Nutrition Without Border’s latest event, “The Intersections of Food Law and Public Health,” took place on Zoom on Thursday, October 28th at 7pm. Our guest speaker was Julia McCarthy, Senior Program Officer at the New York Health Foundation.


Julia and our members discussed the importance of WIC (the Special Supplemental Nutrition Assistance Program for Women, Infants and Children) and SNAP (Supplemental Nutrition Assistance Program) for population health, targeted marketing tactics and legal loopholes used by food and beverage companies, and her food policy career path.


She highlighted the importance of SNAP in addressing hunger and non-communicable diseases including diabetes, hypertension, and heart diseases. SNAP aims to reduce food insecurity among low-income people and ensure farmers’ financial success 一 often goals that are at odds with each other if we want folks to have access to healthy food. Because most food that is subsidized by the government and grown in large, affordable quantities (e.g. wheat, corn) is used to produce unhealthy products, those products often dominate in SNAP participants’ food environments. Julia shed some light on the ongoing conversation of whether or not SNAP participants should have limitations on what they can purchase with their benefit dollars. Some argue items like soda or chips should be disallowed, but in areas of food apartheid and food insecurity, those items are often the only affordable choice. Limiting purchases may also exclude cultural foods and reinforce a white-washed version of “health,” and decrease individuals’ sense of autonomy.



While SNAP targets hunger, WIC is targeting mother and child nutrition. Therefore, only certain items approved by nutrition professionals can be purchased with WIC benefits. WIC used to use vouchers that could be used to purchase specific items. These vouchers protected users against rising grocery costs, but are cumbersome and difficult to navigate 一 especially for those who are not fluent in English.


Unlike SNAP, WIC has been proven to improve the overall diet quality of mothers and infants. WIC’s prescribed foods like vegetables and fruits that support dietary diversity. Beneficiaries cannot use the benefits to purchase ultra-processed foods or sugar-sweetened beverages.

Several barriers to enrollment in these programs exist in New York: undocumented folks are excluded and many legal immigrants fear political retaliation for participating. People experiencing homelessness, without cooking supplies or access to refrigeration are not able to take advantage of the program. And finally, the income threshold is such that if beneficiaries make slightly more money 一 think a $0.50 raise or being granted full-time hours 一 they experience an even greater hardship than before because they disqualify from benefits. Being “time poor” in general is a barrier to healthy eating: people who work hourly or have inconsistent schedules may not be able to manage meal plans, shopping, budgeting, and cooking. Fresh food delivery was discussed as a potential option to deliver healthy foods in areas with poor access, but short shelf life, and the necessity of a family member at home to receive the package are some inevitable challenges.

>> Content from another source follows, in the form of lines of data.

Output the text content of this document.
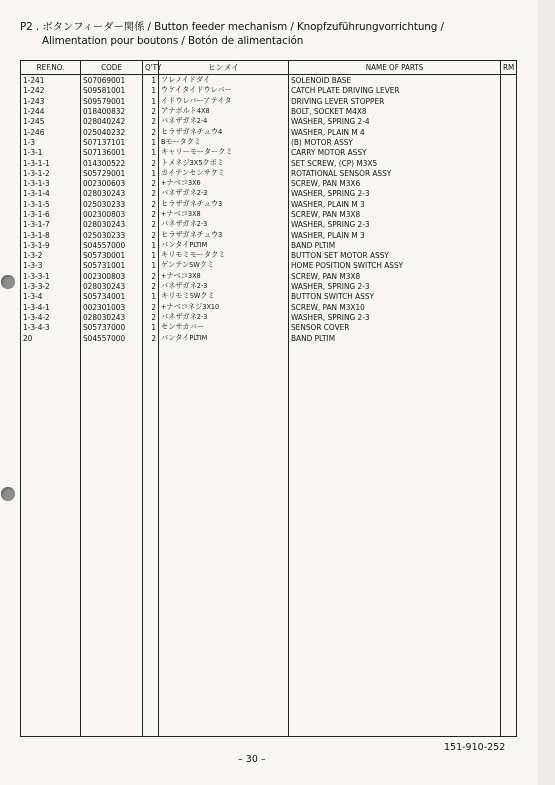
P2 . ボタンフィーダー関係 / Button feeder mechanism / Knopfzuführungvorrichtung /
Alimentation pour boutons / Botón de alimentación
REF.NO.	CODE	Q'TY	ヒンメイ	NAME OF PARTS	RM
1-241	S07069001	1	ソレノイドダイ	SOLENOID BASE	
1-242	S09581001	1	ウケイタイドウレバー	CATCH PLATE DRIVING LEVER	
1-243	S09579001	1	イドウレバーアテイタ	DRIVING LEVER STOPPER	
1-244	018400832	2	アナボルト4X8	BOLT, SOCKET M4X8	
1-245	028040242	2	バネザガネ2-4	WASHER, SPRING 2-4	
1-246	025040232	2	ヒラザガネチュウ4	WASHER, PLAIN M 4	
1-3	S07137101	1	Bモータクミ	(B) MOTOR ASSY	
1-3-1	S07136001	1	キャリーモータークミ	CARRY MOTOR ASSY	
1-3-1-1	014300522	2	トメネジ3X5クボミ	SET SCREW, (CP) M3X5	
1-3-1-2	S05729001	1	カイテンセンサクミ	ROTATIONAL SENSOR ASSY	
1-3-1-3	002300603	2	+ナベコ3X6	SCREW, PAN M3X6	
1-3-1-4	028030243	2	バネザガネ2-3	WASHER, SPRING 2-3	
1-3-1-5	025030233	2	ヒラザガネチュウ3	WASHER, PLAIN M 3	
1-3-1-6	002300803	2	+ナベコ3X8	SCREW, PAN M3X8	
1-3-1-7	028030243	2	バネザガネ2-3	WASHER, SPRING 2-3	
1-3-1-8	025030233	2	ヒラザガネチュウ3	WASHER, PLAIN M 3	
1-3-1-9	S04557000	1	バンタイPLTIM	BAND PLTIM	
1-3-2	S05730001	1	キリモミモータクミ	BUTTON SET MOTOR ASSY	
1-3-3	S05731001	1	ゲンテンSWクミ	HOME POSITION SWITCH ASSY	
1-3-3-1	002300803	2	+ナベコ3X8	SCREW, PAN M3X8	
1-3-3-2	028030243	2	バネザガネ2-3	WASHER, SPRING 2-3	
1-3-4	S05734001	1	キリモミSWクミ	BUTTON SWITCH ASSY	
1-3-4-1	002301003	2	+ナベコネジ3X10	SCREW, PAN M3X10	
1-3-4-2	028030243	2	バネザガネ2-3	WASHER, SPRING 2-3	
1-3-4-3	S05737000	1	センサカバー	SENSOR COVER	
20	S04557000	2	バンタイPLTIM	BAND PLTIM	

151-910-252
– 30 –
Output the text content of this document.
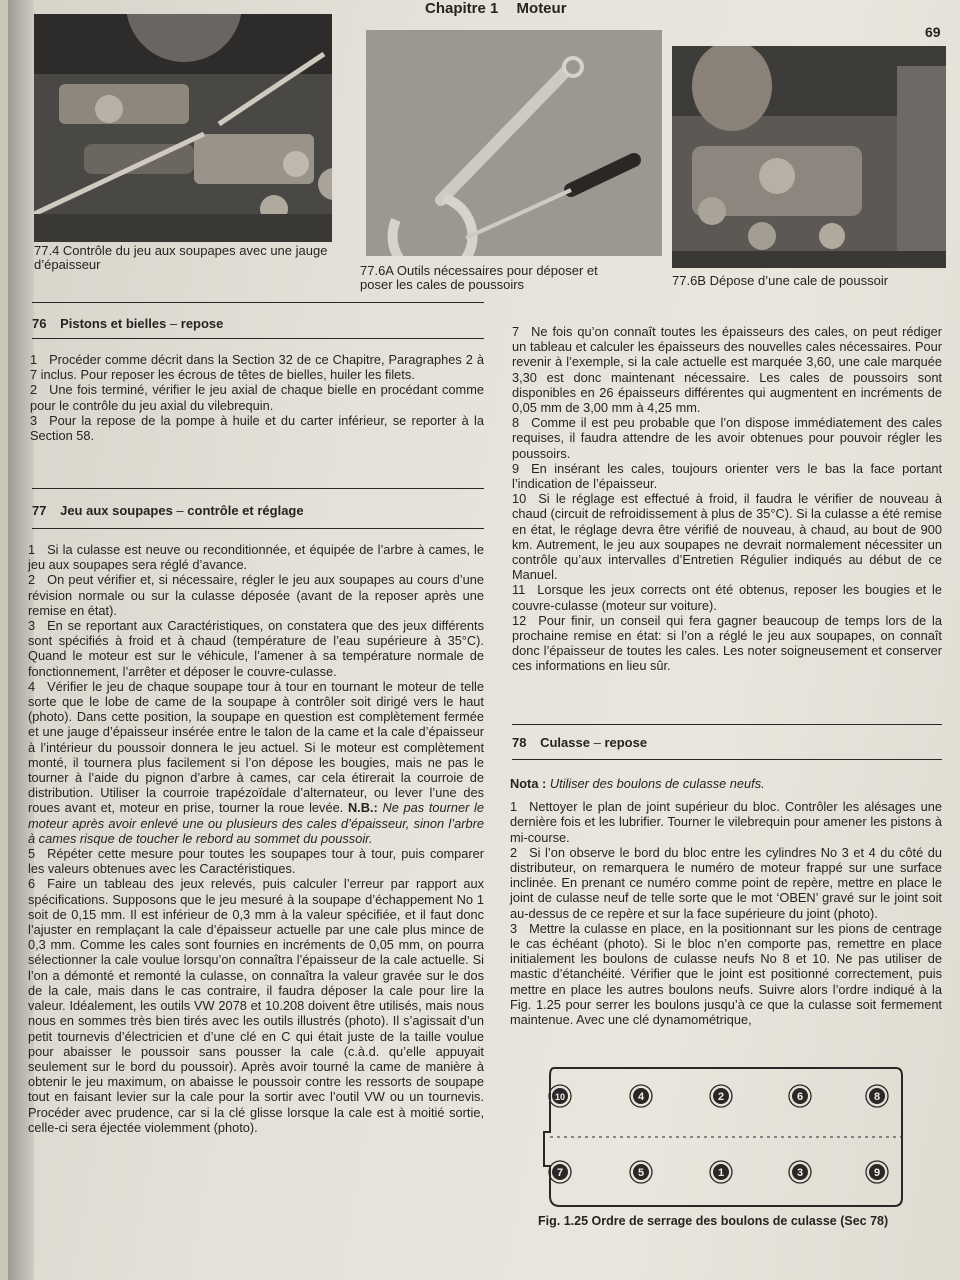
Chapitre 1 Moteur
69
77.4 Contrôle du jeu aux soupapes avec une jauge d’épaisseur	77.6A Outils nécessaires pour déposer et poser les cales de poussoirs	77.6B Dépose d’une cale de poussoir
76 Pistons et bielles – repose

1 Procéder comme décrit dans la Section 32 de ce Chapitre, Paragraphes 2 à 7 inclus. Pour reposer les écrous de têtes de bielles, huiler les filets.

2 Une fois terminé, vérifier le jeu axial de chaque bielle en procédant comme pour le contrôle du jeu axial du vilebrequin.

3 Pour la repose de la pompe à huile et du carter inférieur, se reporter à la Section 58.

77 Jeu aux soupapes – contrôle et réglage

1 Si la culasse est neuve ou reconditionnée, et équipée de l’arbre à cames, le jeu aux soupapes sera réglé d’avance.

2 On peut vérifier et, si nécessaire, régler le jeu aux soupapes au cours d’une révision normale ou sur la culasse déposée (avant de la reposer après une remise en état).

3 En se reportant aux Caractéristiques, on constatera que des jeux différents sont spécifiés à froid et à chaud (température de l’eau supérieure à 35°C). Quand le moteur est sur le véhicule, l’amener à sa température normale de fonctionnement, l’arrêter et déposer le couvre-culasse.

4 Vérifier le jeu de chaque soupape tour à tour en tournant le moteur de telle sorte que le lobe de came de la soupape à contrôler soit dirigé vers le haut (photo). Dans cette position, la soupape en question est complètement fermée et une jauge d’épaisseur insérée entre le talon de la came et la cale d’épaisseur à l’intérieur du poussoir donnera le jeu actuel. Si le moteur est complètement monté, il tournera plus facilement si l’on dépose les bougies, mais ne pas le tourner à l’aide du pignon d’arbre à cames, car cela étirerait la courroie de distribution. Utiliser la courroie trapézoïdale d’alternateur, ou lever l’une des roues avant et, moteur en prise, tourner la roue levée. N.B.: Ne pas tourner le moteur après avoir enlevé une ou plusieurs des cales d’épaisseur, sinon l’arbre à cames risque de toucher le rebord au sommet du poussoir.

5 Répéter cette mesure pour toutes les soupapes tour à tour, puis comparer les valeurs obtenues avec les Caractéristiques.

6 Faire un tableau des jeux relevés, puis calculer l’erreur par rapport aux spécifications. Supposons que le jeu mesuré à la soupape d’échappement No 1 soit de 0,15 mm. Il est inférieur de 0,3 mm à la valeur spécifiée, et il faut donc l’ajuster en remplaçant la cale d’épaisseur actuelle par une cale plus mince de 0,3 mm. Comme les cales sont fournies en incréments de 0,05 mm, on pourra sélectionner la cale voulue lorsqu’on connaîtra l’épaisseur de la cale actuelle. Si l’on a démonté et remonté la culasse, on connaîtra la valeur gravée sur le dos de la cale, mais dans le cas contraire, il faudra déposer la cale pour lire la valeur. Idéalement, les outils VW 2078 et 10.208 doivent être utilisés, mais nous nous en sommes très bien tirés avec les outils illustrés (photo). Il s’agissait d’un petit tournevis d’électricien et d’une clé en C qui était juste de la taille voulue pour abaisser le poussoir sans pousser la cale (c.à.d. qu’elle appuyait seulement sur le bord du poussoir). Après avoir tourné la came de manière à obtenir le jeu maximum, on abaisse le poussoir contre les ressorts de soupape tout en faisant levier sur la cale pour la sortir avec l’outil VW ou un tournevis. Procéder avec prudence, car si la clé glisse lorsque la cale est à moitié sortie, celle-ci sera éjectée violemment (photo).

7 Ne fois qu’on connaît toutes les épaisseurs des cales, on peut rédiger un tableau et calculer les épaisseurs des nouvelles cales nécessaires. Pour revenir à l’exemple, si la cale actuelle est marquée 3,60, une cale marquée 3,30 est donc maintenant nécessaire. Les cales de poussoirs sont disponibles en 26 épaisseurs différentes qui augmentent en incréments de 0,05 mm de 3,00 mm à 4,25 mm.

8 Comme il est peu probable que l’on dispose immédiatement des cales requises, il faudra attendre de les avoir obtenues pour pouvoir régler les poussoirs.

9 En insérant les cales, toujours orienter vers le bas la face portant l’indication de l’épaisseur.

10 Si le réglage est effectué à froid, il faudra le vérifier de nouveau à chaud (circuit de refroidissement à plus de 35°C). Si la culasse a été remise en état, le réglage devra être vérifié de nouveau, à chaud, au bout de 900 km. Autrement, le jeu aux soupapes ne devrait normalement nécessiter un contrôle qu’aux intervalles d’Entretien Régulier indiqués au début de ce Manuel.

11 Lorsque les jeux corrects ont été obtenus, reposer les bougies et le couvre-culasse (moteur sur voiture).

12 Pour finir, un conseil qui fera gagner beaucoup de temps lors de la prochaine remise en état: si l’on a réglé le jeu aux soupapes, on connaît donc l’épaisseur de toutes les cales. Les noter soigneusement et conserver ces informations en lieu sûr.

78 Culasse – repose

Nota : Utiliser des boulons de culasse neufs.

1 Nettoyer le plan de joint supérieur du bloc. Contrôler les alésages une dernière fois et les lubrifier. Tourner le vilebrequin pour amener les pistons à mi-course.

2 Si l’on observe le bord du bloc entre les cylindres No 3 et 4 du côté du distributeur, on remarquera le numéro de moteur frappé sur une surface inclinée. En prenant ce numéro comme point de repère, mettre en place le joint de culasse neuf de telle sorte que le mot ‘OBEN’ gravé sur le joint soit au-dessus de ce repère et sur la face supérieure du joint (photo).

3 Mettre la culasse en place, en la positionnant sur les pions de centrage le cas échéant (photo). Si le bloc n’en comporte pas, remettre en place initialement les boulons de culasse neufs No 8 et 10. Ne pas utiliser de mastic d’étanchéité. Vérifier que le joint est positionné correctement, puis mettre en place les autres boulons neufs. Suivre alors l’ordre indiqué à la Fig. 1.25 pour serrer les boulons jusqu’à ce que la culasse soit fermement maintenue. Avec une clé dynamométrique,

10	4	2	6	8
7	5	1	3	9
Fig. 1.25 Ordre de serrage des boulons de culasse (Sec 78)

Julia also expressed the negative impact of food and beverage company marketing specifically to marginalized communities (who are at greater risk of nutrition-related diseases due to racism, low socioeconomic status, and high levels of allostatic stress) and children. She discussed with our members the idea of “corporate personhood”, and how the First Amendment is being used to allow food companies to continue aggressively marketing their products. We provided members with the link to a webinar and a two-pager from the UConn Rudd Center for Food Policy and Health, if they are interested in learning more about targeted marketing.


Lastly, Julia reminded members that food policy and food law career paths are not limited to law students. She says that strong writing and public speaking skills, and analytical ability, serve her well in the field. Our members loved speaking to and learning from Julia, and we look forward to our next event!